In its first year, the scheme worked with 29 refugees. This year, there have been 40, although demand is high, with 130 applications. But funding runs out this month and NCTC is now trying to assemble a three-year package to secure the project's future.

Refugees are given help in putting together a CV and application letters, where to look for vacancies, and interview techniques. But one of the most crucial elements towards getting a full-time job is finding a work placement.

After their skills and experience are assessed, the refugees are placed with host companies for a six month period. ILM pays their wages - national minimum wage regardless of whether they work in a warehouse or a pharmacy - and so far has worked with more than 40 companies.

In the first year, about 60 per cent of people on the project went into employment, a rate which compares favourably to other employment projects.

Moussa Magassouba, known as Magass, is hoping to be one of those who goes into full-time employment. Magass, 23, left his native Guinea, in West Africa, after being falsely accused of taking part in anti-government activities. After working in a fish and chip shop, cutting grass for Gateshead Council and as a postman, he enrolled on the project in February, and for the last three months has been working for Ikea in Gateshead.

"It is a very good place for me. I'm getting the chance to develop my experience and my knowledge and the people are very friendly. I'm really enjoying my job," he says.

Ikea has taken six people on placement from ILM, all of whom have gone on to get a permanent contract. Ikea Human Resources specialist Tracy Sellars says that while the people on placement have an opportunity to gain work experience, the company believes they are not the only ones to benefit.

"Our co-workers gain a lot by having the opportunity to learn about other cultures from people such as Magass," she says.

In Gargik Abaryan's home country Armenia, he was a chief accountant, but he was forced to flee after the company director was imprisoned for working in the democracy movement. He started looking for work when he was given refugee status in September last year, four years after arriving - asylum seekers are prevented from working until their application has been approved - but found his experience counted against him.

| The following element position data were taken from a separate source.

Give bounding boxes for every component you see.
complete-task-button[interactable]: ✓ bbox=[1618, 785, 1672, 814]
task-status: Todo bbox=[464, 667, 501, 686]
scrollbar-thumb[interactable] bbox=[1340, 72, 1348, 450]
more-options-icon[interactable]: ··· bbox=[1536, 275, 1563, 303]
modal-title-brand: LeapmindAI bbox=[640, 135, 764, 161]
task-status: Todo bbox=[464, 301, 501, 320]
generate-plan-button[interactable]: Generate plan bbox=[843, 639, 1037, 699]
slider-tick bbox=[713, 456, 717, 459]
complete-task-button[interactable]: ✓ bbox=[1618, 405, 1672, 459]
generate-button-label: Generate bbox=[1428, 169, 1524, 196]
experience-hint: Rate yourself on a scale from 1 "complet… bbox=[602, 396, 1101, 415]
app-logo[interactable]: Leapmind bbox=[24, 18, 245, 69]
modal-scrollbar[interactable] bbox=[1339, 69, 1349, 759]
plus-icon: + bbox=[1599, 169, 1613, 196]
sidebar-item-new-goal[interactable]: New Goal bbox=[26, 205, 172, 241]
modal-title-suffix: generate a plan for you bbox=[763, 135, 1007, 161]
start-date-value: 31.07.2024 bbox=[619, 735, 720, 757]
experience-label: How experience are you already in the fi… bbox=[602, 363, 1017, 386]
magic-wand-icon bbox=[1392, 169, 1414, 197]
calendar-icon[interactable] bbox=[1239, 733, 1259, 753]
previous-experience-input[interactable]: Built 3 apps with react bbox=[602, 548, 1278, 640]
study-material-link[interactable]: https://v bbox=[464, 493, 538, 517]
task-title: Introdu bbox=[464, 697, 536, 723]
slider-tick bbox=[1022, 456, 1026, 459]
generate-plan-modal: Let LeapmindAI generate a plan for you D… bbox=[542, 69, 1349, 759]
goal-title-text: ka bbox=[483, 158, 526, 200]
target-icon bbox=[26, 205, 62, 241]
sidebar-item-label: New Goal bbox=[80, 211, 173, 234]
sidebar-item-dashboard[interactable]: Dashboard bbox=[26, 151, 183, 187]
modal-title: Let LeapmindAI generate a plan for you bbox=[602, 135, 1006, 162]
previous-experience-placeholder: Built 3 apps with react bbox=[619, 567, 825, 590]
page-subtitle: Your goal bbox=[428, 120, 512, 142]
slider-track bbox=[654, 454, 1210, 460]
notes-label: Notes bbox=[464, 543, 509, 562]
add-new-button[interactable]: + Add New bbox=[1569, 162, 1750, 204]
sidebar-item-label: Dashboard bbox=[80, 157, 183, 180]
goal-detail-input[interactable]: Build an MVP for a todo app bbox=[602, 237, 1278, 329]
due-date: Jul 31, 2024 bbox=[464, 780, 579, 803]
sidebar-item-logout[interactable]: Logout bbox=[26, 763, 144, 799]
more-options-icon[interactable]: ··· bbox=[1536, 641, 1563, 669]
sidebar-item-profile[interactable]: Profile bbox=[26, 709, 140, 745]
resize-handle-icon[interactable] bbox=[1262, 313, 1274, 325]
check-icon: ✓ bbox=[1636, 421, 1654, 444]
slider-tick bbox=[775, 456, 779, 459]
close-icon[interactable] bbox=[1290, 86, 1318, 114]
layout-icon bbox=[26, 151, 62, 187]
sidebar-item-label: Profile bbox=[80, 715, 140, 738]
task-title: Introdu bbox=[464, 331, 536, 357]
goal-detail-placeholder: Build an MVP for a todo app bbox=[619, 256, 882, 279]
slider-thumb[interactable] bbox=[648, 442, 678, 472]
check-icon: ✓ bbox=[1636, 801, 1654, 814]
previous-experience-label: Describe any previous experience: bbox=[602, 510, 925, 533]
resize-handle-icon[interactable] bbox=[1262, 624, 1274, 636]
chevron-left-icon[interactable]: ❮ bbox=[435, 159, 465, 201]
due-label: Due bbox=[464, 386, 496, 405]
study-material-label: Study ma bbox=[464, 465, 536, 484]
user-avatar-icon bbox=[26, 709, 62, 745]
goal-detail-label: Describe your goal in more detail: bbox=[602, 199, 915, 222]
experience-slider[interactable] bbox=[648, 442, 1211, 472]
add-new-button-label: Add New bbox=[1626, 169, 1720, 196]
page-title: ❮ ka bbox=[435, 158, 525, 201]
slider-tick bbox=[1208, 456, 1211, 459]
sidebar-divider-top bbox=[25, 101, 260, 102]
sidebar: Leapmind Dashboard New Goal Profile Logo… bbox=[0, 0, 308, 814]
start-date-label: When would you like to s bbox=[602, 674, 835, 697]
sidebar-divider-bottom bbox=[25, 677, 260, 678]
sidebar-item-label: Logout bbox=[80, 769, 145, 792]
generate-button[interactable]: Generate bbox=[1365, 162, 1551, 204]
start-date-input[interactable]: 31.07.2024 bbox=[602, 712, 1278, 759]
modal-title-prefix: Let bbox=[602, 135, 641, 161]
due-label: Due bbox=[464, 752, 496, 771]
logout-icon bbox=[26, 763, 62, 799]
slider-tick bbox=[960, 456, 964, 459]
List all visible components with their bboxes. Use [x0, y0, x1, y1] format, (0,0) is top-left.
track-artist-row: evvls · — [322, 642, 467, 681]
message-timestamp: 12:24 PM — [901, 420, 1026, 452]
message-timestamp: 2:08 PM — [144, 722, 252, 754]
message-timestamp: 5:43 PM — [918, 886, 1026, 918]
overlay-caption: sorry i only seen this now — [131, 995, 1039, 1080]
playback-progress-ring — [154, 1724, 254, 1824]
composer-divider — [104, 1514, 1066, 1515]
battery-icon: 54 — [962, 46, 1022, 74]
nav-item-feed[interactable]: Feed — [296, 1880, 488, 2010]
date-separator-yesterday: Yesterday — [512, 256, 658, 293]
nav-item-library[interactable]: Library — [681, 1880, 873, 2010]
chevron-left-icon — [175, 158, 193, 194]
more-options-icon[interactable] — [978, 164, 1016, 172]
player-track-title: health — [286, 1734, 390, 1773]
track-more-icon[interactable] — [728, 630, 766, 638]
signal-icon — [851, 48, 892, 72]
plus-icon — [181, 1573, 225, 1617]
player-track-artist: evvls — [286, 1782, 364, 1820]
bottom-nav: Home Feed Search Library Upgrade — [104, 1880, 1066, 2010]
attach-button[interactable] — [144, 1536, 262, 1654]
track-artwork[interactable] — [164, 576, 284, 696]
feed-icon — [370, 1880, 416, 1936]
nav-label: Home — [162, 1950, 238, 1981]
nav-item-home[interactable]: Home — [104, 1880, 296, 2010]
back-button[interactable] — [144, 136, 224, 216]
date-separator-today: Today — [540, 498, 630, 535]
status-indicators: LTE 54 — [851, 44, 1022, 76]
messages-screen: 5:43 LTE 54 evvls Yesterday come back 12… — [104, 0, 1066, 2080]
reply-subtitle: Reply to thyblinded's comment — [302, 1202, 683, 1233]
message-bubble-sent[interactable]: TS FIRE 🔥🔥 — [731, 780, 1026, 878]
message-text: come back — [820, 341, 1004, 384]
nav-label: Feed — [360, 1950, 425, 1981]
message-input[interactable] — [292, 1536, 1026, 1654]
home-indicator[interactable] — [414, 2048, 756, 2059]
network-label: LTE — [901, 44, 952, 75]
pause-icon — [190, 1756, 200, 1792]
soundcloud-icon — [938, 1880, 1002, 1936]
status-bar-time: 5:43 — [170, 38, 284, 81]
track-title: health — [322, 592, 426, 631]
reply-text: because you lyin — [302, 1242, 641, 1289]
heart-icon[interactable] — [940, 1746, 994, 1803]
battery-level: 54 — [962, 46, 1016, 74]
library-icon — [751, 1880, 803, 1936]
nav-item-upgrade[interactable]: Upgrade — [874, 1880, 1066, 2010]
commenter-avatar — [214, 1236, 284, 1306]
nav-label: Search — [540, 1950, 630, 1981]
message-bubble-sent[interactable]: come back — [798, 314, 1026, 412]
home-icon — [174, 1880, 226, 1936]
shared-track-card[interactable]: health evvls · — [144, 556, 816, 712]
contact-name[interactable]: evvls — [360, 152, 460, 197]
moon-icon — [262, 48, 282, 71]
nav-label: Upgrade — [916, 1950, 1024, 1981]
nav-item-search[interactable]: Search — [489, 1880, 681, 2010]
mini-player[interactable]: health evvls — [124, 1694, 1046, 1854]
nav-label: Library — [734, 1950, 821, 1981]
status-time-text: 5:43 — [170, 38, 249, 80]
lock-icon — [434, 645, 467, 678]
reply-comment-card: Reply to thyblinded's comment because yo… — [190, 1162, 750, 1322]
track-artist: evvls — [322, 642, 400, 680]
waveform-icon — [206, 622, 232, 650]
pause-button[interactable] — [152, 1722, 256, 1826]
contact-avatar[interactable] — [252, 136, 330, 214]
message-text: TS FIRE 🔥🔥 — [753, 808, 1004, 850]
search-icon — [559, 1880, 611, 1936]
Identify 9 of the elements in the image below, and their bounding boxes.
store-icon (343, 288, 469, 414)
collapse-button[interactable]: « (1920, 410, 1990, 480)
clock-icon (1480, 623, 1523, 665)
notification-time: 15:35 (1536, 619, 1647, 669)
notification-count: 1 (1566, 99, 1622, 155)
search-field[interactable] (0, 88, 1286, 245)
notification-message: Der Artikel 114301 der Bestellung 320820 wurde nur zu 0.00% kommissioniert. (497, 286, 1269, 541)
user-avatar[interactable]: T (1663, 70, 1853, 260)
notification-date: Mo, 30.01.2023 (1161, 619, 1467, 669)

"I had a lot of interviews but the outcome was they said I was over-qualified, but if I applied for the position which matched my qualifications I was told I had no UK experience," says Gargik, 42.

After six months, he approached the ILM project, and within days was given a work placement at a Newcastle accountancy firm. He is now working for Pullan Barnes in Hetton-le-Hole and is optimistic of finding a permanent job once his placement ends.

"Before I was very upset because I thought there was no job for me in this country and you don't believe you can settle again, but now I'm quite happy," he says. "Getting a job is like being born again. Now we feel we are becoming settled. Now I'm thinking I'm in the right place."

Annie Mandebvu was found a placement at Northern Rock, making a huge difference both to her chances of being able to settle in Britain, and to how she is viewed by her neighbours.

"When they see you leaving every day, going to work, they start looking at you differently," she says. "Maybe they had perceptions that you want to be looked after, but here is a person who wants to look after themselves. They tend to soften a bit then and accept you."

And she has no doubt that the ILM project has been the key. "Without this, I would still be applying for jobs and not getting a response," she adds.